Pas faux. Toutefois, je m'amuse à imaginer la face horrifiée de tous ces
Français à l'écoute qui s'imaginent mal « survivre » un tel climat!
·
Encore
une fois, on évoque le fameux mythe du Canadien, « pas tout à fait
Français ». En réalité, le Canadien est tout aussi Français que ne l’est
le Breton, le Normand, le Parisien. D’ailleurs, au seuil de la Conquête, jamais
n’a-t-il été aussi semblable que ses confrères métropolitains.
·
Point boni
: avoir mentionné la variété de cultures amérindiennes.
·
Point retiré
: généralisation de la société égalitaire chez les Amérindiens. Il y a tout de
même des nuances et des exceptions importantes entre nations.
·
Le
terme « coureur des bois » n'est plus aussi important au 18e siècle
qu'il ne l'était au 17e. Le documentaire se confond avec les Voyageurs. D'ailleurs,
ils ne « courent » pas littéralement les bois comme illustrés ici. On
fait plutôt référence à leur statut d’homme libres. Je simplifie énormément,
mais j’en profite pour insérer une bonne « plogue » et vous inviter à
lire Histoire des coureurs de bois de
Gilles Havard à ce sujet.
·
Le
drapeau britannique est schizophrénique : tantôt c'est le bon drapeau pour
1759, tantôt c'est le drapeau d’aujourd’hui.
·
On
tombe encore une fois dans le piège de traiter de la petite guerre comme étant
une invention purement nord-américaine. En réalité, elle est utilisée en Europe
(même Montcalm s'en est servi pendant la guerre de la Succession d'Autriche
(1740-1748)!). De plus, en l'attribuant seulement aux Canadiens, le documentaire
néglige de mentionner les nombreuses compagnies de Rangers au service de
l'Armée ennemie.

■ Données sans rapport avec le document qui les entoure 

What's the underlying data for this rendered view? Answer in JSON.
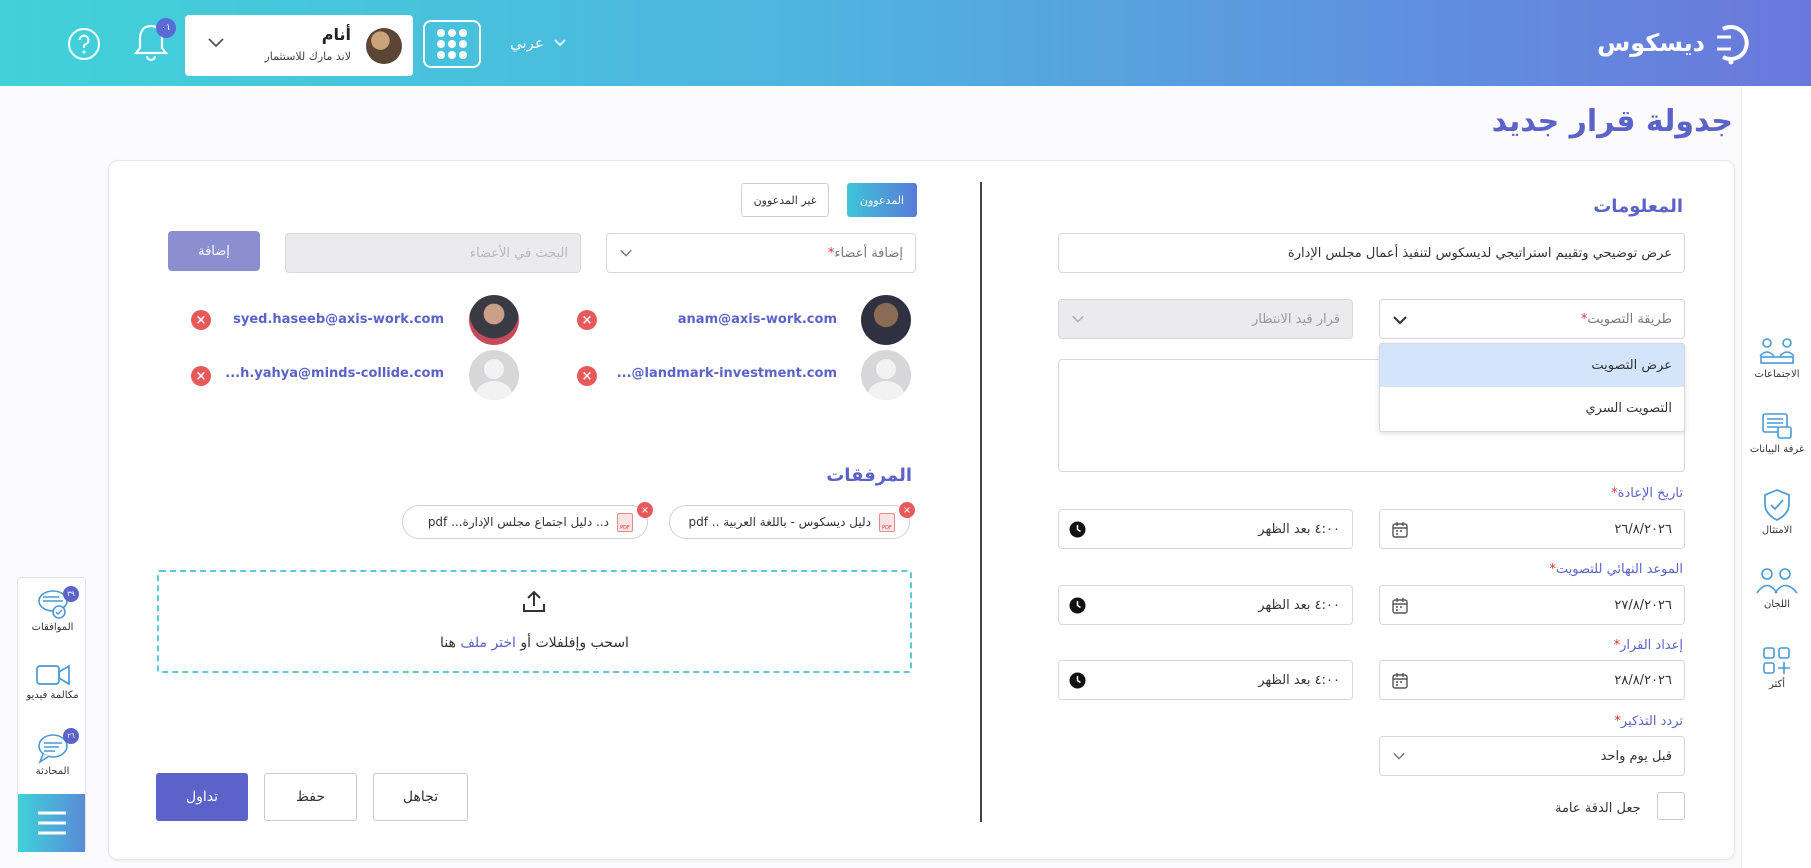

Pensez Robert Rogers!
·
Point boni
: mention de l'importance de la marine dans ce conflit.
·
Encore
une fois, Montcalm n'a pas à se faire donner de leçons sur la petite guerre :
il comprend c'est quoi et possède de l'expérience!
·
Les
miliciens ne sont pas aussi redoutables que le suppose le documentaire : ils
sont surtout une masse importante de main d'œuvre plutôt que de réels combattants.
·
Je ne
suis pas spécialiste de la Marine, mais je serais curieux de demander à un
spécialiste son avis sur le segment à ce sujet.
·
*Sniff*
Une larme pour Saunders, négligé au profit de Wolfe raclant toute la gloire de
la remontée du Saint-Laurent.
·
Oh ho,
grossière présupposition… le documentaire déclare que si Montcalm s'en était
tenu à la petite guerre, la Nouvelle-France aurait survécu. Décevante
conclusion, puisque de 1) Montcalm a bien su défendre la colonie avec les
moyens à sa disposition. 2) Le rouleau compresseur démographique des Colonies
anglaises et de l'armée britannique aurait pris le dessus éventuellement. Sans
aller plus en détails, on pourrait même dire que n'était-ce de l'adoption des
tactiques et de l'expérience européenne à Carillon et à Québec, la colonie
aurait été prise beaucoup plus tôt. Bref, l’utilisation de la « guerre à l’européenne »
n’était pas imposée à cause d’une préférence subjective, mais par nécessité.
·
Minute…
les Canadiens doivent dorénavant parler anglais et devenir protestants?
Quelqu'un a oublié de le mentionner à Amherst lorsqu’il approuve les articles
de capitulation de Montréal alors…
·
Le
documentaire répète, en conclusion, le mythe comme quoi la guerre de Sept Ans
est le premier conflit « mondial ». Pourtant, pour citer l'historien
Jeremy Black, :
« cette affirmation ne
prend pas en compte la portée de la lutte entre la Hollande et l’Espagne, au
début du xvie siècle, qui s’était étendue de l’Europe à l’Amérique
du Sud, de l’Afrique de l’Ouest à l’océan Indien ». (Jeremy Black,
« La guerre de Sept Ans, un conflit mondial » dans Bertrand Fonck et
Laurent Veyssière, dir. La fin de la Nouvelle-France, Paris, Armand
Colin et Ministère de la Défense, 2013, p. 27.)
Bref, Points de repères fait une bonne
tentative d’expliquer la campagne de Québec, mais s’embourbe un peu dans une
historiographie traditionnelle et dépassée par les nouvelles études récentes.